Led by former Rigor Mortis vocalist Bruce Corbitt, it isn’t any surprise to discover that his vocal is hugely effective here. The speeding thrash assault of drums and guitars are a real fistful but its Corbitt’s enormous, gnarly snarl that marks him out as monstrously influential. Somehow he rises above the mile-thick throb with a sharp, stabbing delivery to give the listener a bloody good ear-raping.

The album itself covers plenty of ground. From bursting into life with the instrumental Megadethian “Cryogenic Thawout”, Destroy moves on to diligently lay down a multitude of heavy styles that sucks up the deathly thrash of Slayer and the crush of Sepultura to form a rousing Bay Area thrash n’ groove combo sound that isn’t a million miles off Brazil’s beastly Torture Squad. “Nightmares In The Sky” summons the balls-out thrash of Exodus to rain Hell down upon us, whilst “Nobody” is more reminiscent of Cavalera Conspiracy’s “Hex” with it’s thick groove and determined face-ripping vocal.

Highlights come in the longer form of the deathly serious 7-minuter “The Day Of…” and the 6-minute title-track.

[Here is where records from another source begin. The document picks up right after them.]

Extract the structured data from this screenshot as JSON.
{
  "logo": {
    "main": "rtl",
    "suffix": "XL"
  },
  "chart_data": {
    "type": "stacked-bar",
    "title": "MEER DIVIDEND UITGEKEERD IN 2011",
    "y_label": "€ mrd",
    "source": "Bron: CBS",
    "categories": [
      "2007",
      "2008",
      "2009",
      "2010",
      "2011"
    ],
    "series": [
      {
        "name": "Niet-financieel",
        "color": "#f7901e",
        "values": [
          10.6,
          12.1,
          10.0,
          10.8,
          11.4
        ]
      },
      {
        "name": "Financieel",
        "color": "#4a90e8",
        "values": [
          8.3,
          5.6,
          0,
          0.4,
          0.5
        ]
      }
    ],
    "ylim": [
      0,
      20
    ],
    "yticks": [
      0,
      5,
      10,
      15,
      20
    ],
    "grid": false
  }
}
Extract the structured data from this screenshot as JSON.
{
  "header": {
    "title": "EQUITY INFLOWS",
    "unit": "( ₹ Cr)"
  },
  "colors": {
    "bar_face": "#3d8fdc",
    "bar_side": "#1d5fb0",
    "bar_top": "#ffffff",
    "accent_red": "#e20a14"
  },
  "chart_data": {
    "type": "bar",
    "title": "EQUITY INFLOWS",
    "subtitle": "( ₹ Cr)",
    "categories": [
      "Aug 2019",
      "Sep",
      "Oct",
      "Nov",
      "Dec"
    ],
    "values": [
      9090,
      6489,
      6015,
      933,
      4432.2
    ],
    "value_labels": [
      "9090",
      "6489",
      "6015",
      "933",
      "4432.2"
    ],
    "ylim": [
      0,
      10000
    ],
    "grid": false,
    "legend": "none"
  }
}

The former threads the power of Destruction through the licks of Machine Head before dropping off into a Maiden-esque trawl through man’s various atrocities on man and the natural disasters that have afflicted us – “We all remember where we were that day, from that moment our lives were never the same”. The latter piles on the thrash assault with the bass and drums thundering into our chest – here we are left in no doubt just how full-on Warbeast can get.

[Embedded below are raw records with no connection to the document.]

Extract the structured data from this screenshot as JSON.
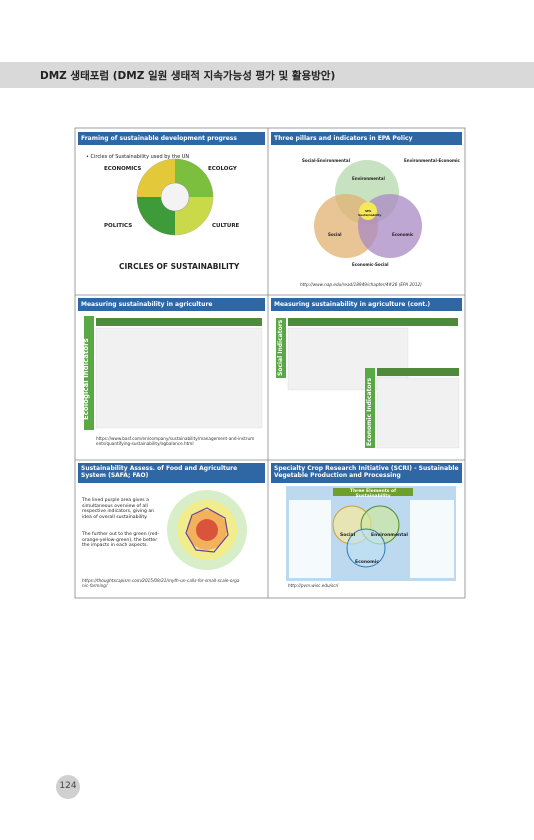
{
  "header": {
    "title": "DMZ 생태포럼 (DMZ 일원 생태적 지속가능성 평가 및 활용방안)"
  },
  "slides": [
    {
      "title": "Framing of sustainable development progress",
      "bullet": "Circles of Sustainability used by the UN",
      "labels": [
        "ECONOMICS",
        "ECOLOGY",
        "POLITICS",
        "CULTURE"
      ],
      "caption": "CIRCLES OF SUSTAINABILITY"
    },
    {
      "title": "Three pillars and indicators in EPA Policy",
      "labels": [
        "Social-Environmental",
        "Environmental-Economic",
        "Social",
        "Environmental",
        "Economic",
        "Economic-Social",
        "SES Sustainability"
      ],
      "source": "http://www.nap.edu/read/18949/chapter/4#26  (EPA 2012)"
    },
    {
      "title": "Measuring sustainability in agriculture",
      "side_label": "Ecological Indicators",
      "source": "https://www.basf.com/en/company/sustainability/management-and-instruments/quantifying-sustainability/agbalance.html"
    },
    {
      "title": "Measuring sustainability in agriculture (cont.)",
      "side_labels": [
        "Social Indicators",
        "Economic Indicators"
      ]
    },
    {
      "title": "Sustainability Assess. of Food and Agriculture System (SAFA; FAO)",
      "paragraphs": [
        "The lined purple area gives a simultaneous overview of all respective indicators, giving an idea of overall sustainability.",
        "The further out to the green (red-orange-yellow-green), the better the impacts in each aspects."
      ],
      "source": "https://thoughtscapism.com/2015/09/21/myth-un-calls-for-small-scale-organic-farming/"
    },
    {
      "title": "Specialty Crop Research Initiative (SCRI) - Sustainable Vegetable Production and Processing",
      "heading": "Three Elements of Sustainability",
      "labels": [
        "Social",
        "Environmental",
        "Economic"
      ],
      "source": "http://pvm.wisc.edu/scri"
    }
  ],
  "footer": {
    "page_number": "124"
  }
}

All this and yet they retain a strong element of fun and farce which they infuse songs like “War Of The Worlds” and “Egotistical Bastard” with. Together they are like listening to a more intense GWAR (who they happen to be touring with right now). Lyrically, it’s a mess – “You walk on air, your shit don’t stink, even when you’re wrong you’re right” – weird in the whole scheme of things but as individual hits, they work just fine.

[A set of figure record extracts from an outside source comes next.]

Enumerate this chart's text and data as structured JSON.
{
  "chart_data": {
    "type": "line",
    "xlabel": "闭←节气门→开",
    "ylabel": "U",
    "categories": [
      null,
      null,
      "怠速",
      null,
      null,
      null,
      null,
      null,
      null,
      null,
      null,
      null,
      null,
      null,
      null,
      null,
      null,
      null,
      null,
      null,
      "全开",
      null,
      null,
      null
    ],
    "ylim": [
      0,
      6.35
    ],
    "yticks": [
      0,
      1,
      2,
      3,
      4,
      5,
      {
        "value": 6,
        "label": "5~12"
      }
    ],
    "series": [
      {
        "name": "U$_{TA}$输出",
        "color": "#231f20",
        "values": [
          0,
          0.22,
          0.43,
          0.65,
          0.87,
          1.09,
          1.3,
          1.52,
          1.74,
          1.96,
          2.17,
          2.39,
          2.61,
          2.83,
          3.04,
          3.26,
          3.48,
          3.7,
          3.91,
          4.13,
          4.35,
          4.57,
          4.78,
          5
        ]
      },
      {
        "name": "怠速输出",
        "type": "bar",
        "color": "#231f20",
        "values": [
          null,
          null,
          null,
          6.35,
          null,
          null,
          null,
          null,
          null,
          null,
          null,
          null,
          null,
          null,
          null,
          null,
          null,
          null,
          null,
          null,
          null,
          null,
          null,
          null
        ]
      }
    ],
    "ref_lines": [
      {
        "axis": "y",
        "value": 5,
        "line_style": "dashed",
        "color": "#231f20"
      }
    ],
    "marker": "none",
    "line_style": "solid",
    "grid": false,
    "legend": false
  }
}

I’ve a strong suspicion that they held back their best and heaviest material for their Anselmo split, so that might account for the dearth of quality crushers, but it wouldn’t necessarily account for its emotional mis-management or odd pacing. Truth be told, this is a real jerk of an album. Warbeast play it a bit like a teenager operates his motor. Accelerating like a lunatic, then breaking hard – it’s enough to give you whiplash. If you don’t mind them driving like they stole it, then hop on board.